JAKARTA (Suara Karya): Praktik kehidupan berbangsa dan bernegara haruslah didasarkan pada Pancasila dan UUD 1945 yang menjadi pemersatu dan pengikat warga negara Indonesia. Dalam kaitan itu pula, semua warga negara wajib mensukseskan agenda demokrasi Pemilihan Umum 2019.
Penegasan itu disampaikan Kasubdit Implementasi Kebijakan Politik Ditjen Politik dan Pemerintahan Umum Kementerian Dalam Negeri (Kemendagri) Bangun Sitohang saat menjadi pembicara dalam acara dialog politik dan pendidikan politik yang bertema Sukses Agenda Demokrasi Pemilu Serentak Tahun 2019 di Jakarta, Kamis (24/5).
Dalam acara yang dibuka Direktur Politik Dalam Negeri Ditjen Polpum Kemendagri Dr Bahtiar dan Kasubdit Pendidikan Etika dan Budaya Politik Ditjen Polpum Kemendagri Cahyo Irawan itu, Bangun Sihotang mengingatkan komitmen semua pihak terhadap Negara Kesatuan Republik Indonesia (NKRI) yang berlandaskan UUD 1945 dan Pancasila.
“Cara berpikir dan bersikap kita sebagai warga negara harus didasarkan pada NKRI, UUD 1945 dan Pancasila sebagai pemersatu. Selama wilayah itu berada di NKRI, kita tidak perlu berkunjung menggunakan paspor. Kita datang ke Papua, tidak usah gunakan paspor. Tapi, kalau ke Timor Leste harus pakai paspor karena Timor Leste bukan lagi bagian NKRI,” ujarnya.
Meski berlandaskan NKRI, namun Bangun Sihotang juga mengingatkan ada empat provinsi yang memiliki kekhususan sendiri seperti tercermin dalam undang-undang pembentukannya yakni DKI Jakarta, Yogyakarta, Papua dan Papua Barat serta Aceh.
“Berdasarkan undang-undangnya, calon gubernur di Aceh harus lah bisa baca Alquran dan diterapkan syariat Islam di sana. Sementara di Papua hanya orang asli Papua yang boleh menjadi gubernur, di Yogyakarta gubernur adalah dari keluarga Sultan. Sementara di Jakarta, gubernur yang terpilih harus menang dalam pilkada dengan perolehan suara 50 persen plus satu,” kata Bangun Sihotang.

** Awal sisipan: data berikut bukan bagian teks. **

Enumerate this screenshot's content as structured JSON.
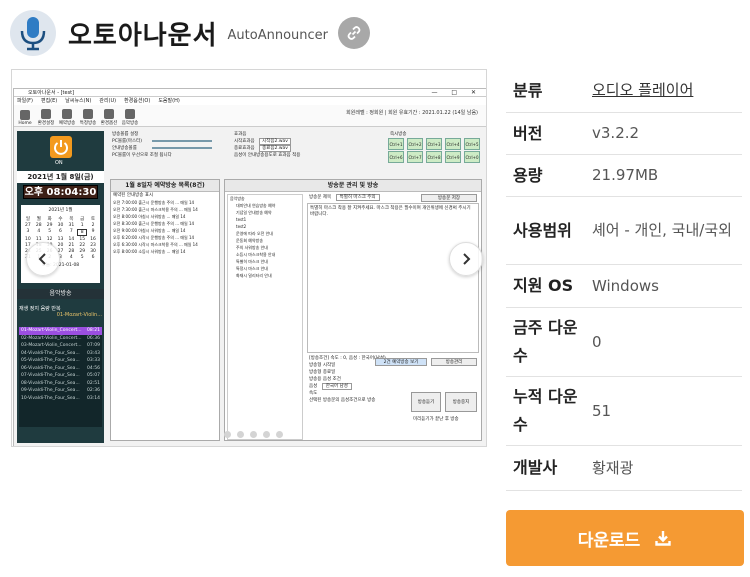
{
  "app": {
    "title": "오토아나운서",
    "subtitle": "AutoAnnouncer"
  },
  "icons": {
    "app": "microphone-icon",
    "share_link": "link-icon",
    "prev": "chevron-left-icon",
    "next": "chevron-right-icon",
    "download": "download-icon"
  },
  "carousel": {
    "slide_count": 5,
    "active_index": 0
  },
  "screenshot": {
    "window_title": "오토아나운서 - [test]",
    "menus": [
      "파일(F)",
      "편집(E)",
      "날씨뉴스(N)",
      "관리(U)",
      "환경옵션(O)",
      "도움말(H)"
    ],
    "toolbar": [
      "Home",
      "환경설정",
      "예약방송",
      "특정방송",
      "환경옵션",
      "음악방송"
    ],
    "top_info": "회원레벨 : 정회원   |   회원 유효기간 : 2021.01.22 (14일 남음)",
    "power_label": "ON",
    "date": "2021년  1월  8일(금)",
    "time": "오후 08:04:30",
    "calendar_title": "2021년 1월",
    "calendar_days": [
      "일",
      "월",
      "화",
      "수",
      "목",
      "금",
      "토"
    ],
    "calendar_dates": [
      "27",
      "28",
      "29",
      "30",
      "31",
      "1",
      "2",
      "3",
      "4",
      "5",
      "6",
      "7",
      "8",
      "9",
      "10",
      "11",
      "12",
      "13",
      "14",
      "15",
      "16",
      "17",
      "18",
      "19",
      "20",
      "21",
      "22",
      "23",
      "24",
      "25",
      "26",
      "27",
      "28",
      "29",
      "30",
      "31",
      "1",
      "2",
      "3",
      "4",
      "5",
      "6"
    ],
    "calendar_today": "오늘: 2021-01-08",
    "music_title": "음악방송",
    "music_controls": "재생   정지   음량   반복",
    "music_now": "01-Mozart-Violin...",
    "playlist": [
      {
        "name": "01-Mozart-Violin_Concert...",
        "time": "08:21"
      },
      {
        "name": "02-Mozart-Violin_Concert...",
        "time": "06:36"
      },
      {
        "name": "03-Mozart-Violin_Concert...",
        "time": "07:09"
      },
      {
        "name": "04-Vivaldi-The_Four_Sea...",
        "time": "03:43"
      },
      {
        "name": "05-Vivaldi-The_Four_Sea...",
        "time": "03:33"
      },
      {
        "name": "06-Vivaldi-The_Four_Sea...",
        "time": "04:56"
      },
      {
        "name": "07-Vivaldi-The_Four_Sea...",
        "time": "05:07"
      },
      {
        "name": "08-Vivaldi-The_Four_Sea...",
        "time": "02:51"
      },
      {
        "name": "09-Vivaldi-The_Four_Sea...",
        "time": "02:36"
      },
      {
        "name": "10-Vivaldi-The_Four_Sea...",
        "time": "03:14"
      }
    ],
    "settings_title1": "방송볼륨 설정",
    "settings_pc": "PC볼륨(마스터)",
    "settings_guide": "안내방송볼륨",
    "settings_note": "PC볼륨이 우선으로 조절 됩니다",
    "chime_title": "효과음",
    "chime_start": "시작효과음",
    "chime_end": "종료효과음",
    "chime_start_file": "시작음2.wav",
    "chime_end_file": "종료음2.wav",
    "chime_note": "음성이 안내방송용도로 효과음 적용",
    "quick_title": "즉시방송",
    "quick_buttons": [
      "Ctrl+1",
      "Ctrl+2",
      "Ctrl+3",
      "Ctrl+4",
      "Ctrl+5",
      "Ctrl+6",
      "Ctrl+7",
      "Ctrl+8",
      "Ctrl+9",
      "Ctrl+0"
    ],
    "reserve_title": "1월 8일자 예약방송 목록(8건)",
    "reserve_check": "예약된 안내방송 표시",
    "reserve_rows": [
      "오전 7:00:00  출근시 운행방송 주의 ...  매일  14",
      "오전 7:30:00  출근시 마스크착용 주의 ...  매일  14",
      "오전 8:00:00  아침시 사워방송 ...  매일  14",
      "오전 8:30:00  출근시 운행방송 주의 ...  매일  14",
      "오전 9:00:00  아침시 사워방송 ...  매일  14",
      "오후 6:20:00  시작시 운행방송 주의 ...  매일  14",
      "오후 6:30:00  시작시 마스크착용 주의 ...  매일  14",
      "오후 8:00:00  소등시 사워방송 ...  매일  14"
    ],
    "tree_items": [
      "음악방송",
      "대피안내 연습방송 예약",
      "기념일 안내방송 예약",
      "test1",
      "test2",
      "운영에 따라 오전 안내",
      "운동회 예약방송",
      "주의 사워방송 안내",
      "소등시 마스크착용 안내",
      "특별히 마스크 안내",
      "특정시 마스크 안내",
      "화재시 밀리터리 안내"
    ],
    "manage_title": "방송문 관리 및 방송",
    "manage_name_label": "방송문 제목",
    "manage_name_value": "특별히 마스크 주의",
    "manage_btn_save": "방송문 저장",
    "manage_btn_search": "검색하기",
    "manage_text": "특별히 마스크 착용 잘 지켜주세요. 마스크 착용은 필수이며 개인위생에 신경써 주시기 바랍니다.",
    "manage_status": "[방송조건] 속도 : 0, 음성 : 한국어(남성)",
    "manage_btn_reserve": "2건 예약방송 보기",
    "manage_btn_special": "방송관리",
    "manage_check1": "방송형 시작일",
    "manage_check2": "방송형 종료일",
    "manage_voice_title": "방송용 음성 조건",
    "manage_voice": "음성",
    "manage_voice_val": "한국어 남성",
    "manage_speed": "속도",
    "manage_btn_play": "방송듣기",
    "manage_btn_stop": "방송중지",
    "manage_bottom": "선택된 방송문의 음성조건으로 방송",
    "manage_bottom2": "미리듣기가 끝난 후 방송"
  },
  "info": {
    "rows": [
      {
        "label": "분류",
        "value": "오디오 플레이어",
        "link": true
      },
      {
        "label": "버전",
        "value": "v3.2.2"
      },
      {
        "label": "용량",
        "value": "21.97MB"
      },
      {
        "label": "사용범위",
        "value": "셰어 - 개인, 국내/국외"
      },
      {
        "label": "지원 OS",
        "value": "Windows"
      },
      {
        "label": "금주 다운수",
        "value": "0"
      },
      {
        "label": "누적 다운수",
        "value": "51"
      },
      {
        "label": "개발사",
        "value": "황재광"
      }
    ]
  },
  "download": {
    "label": "다운로드"
  },
  "colors": {
    "download_bg": "#f59a33",
    "link_btn_bg": "#a8a8a8",
    "app_icon_bg": "#dfe6ee",
    "app_icon_mic": "#2f7cc4",
    "power_btn": "#f39a1e",
    "time_bg": "#3d2016",
    "left_pane_bg": "#1f3b3f",
    "playlist_active": "#9b4fe0"
  }
}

Aturan perundang-undang seperti inilah, kata Bangun Sihotang, yang harus dipahami oleh semua warga negara Indonesia. “Jadi, di luar Provinsi Aceh, tidak boleh ada peraturan yang berdasarkan Syariat Islam atau gubernur harus bisa baca Alquran. Contoh lain, dalam pilkada DKI, siapa pun bisa jadi gubernur dan wagub asalkan menang 50 persen plus satu, jadi Ahok dulu bisa jadi gubernur bukan karena dia China atau Kristen,” ujarnya.
Bangun Sihotang mengingatkan pentingnya pemahaman dalam berdemokrasi yang didasarkan pada peraturan dan undang-undang yang berlaku.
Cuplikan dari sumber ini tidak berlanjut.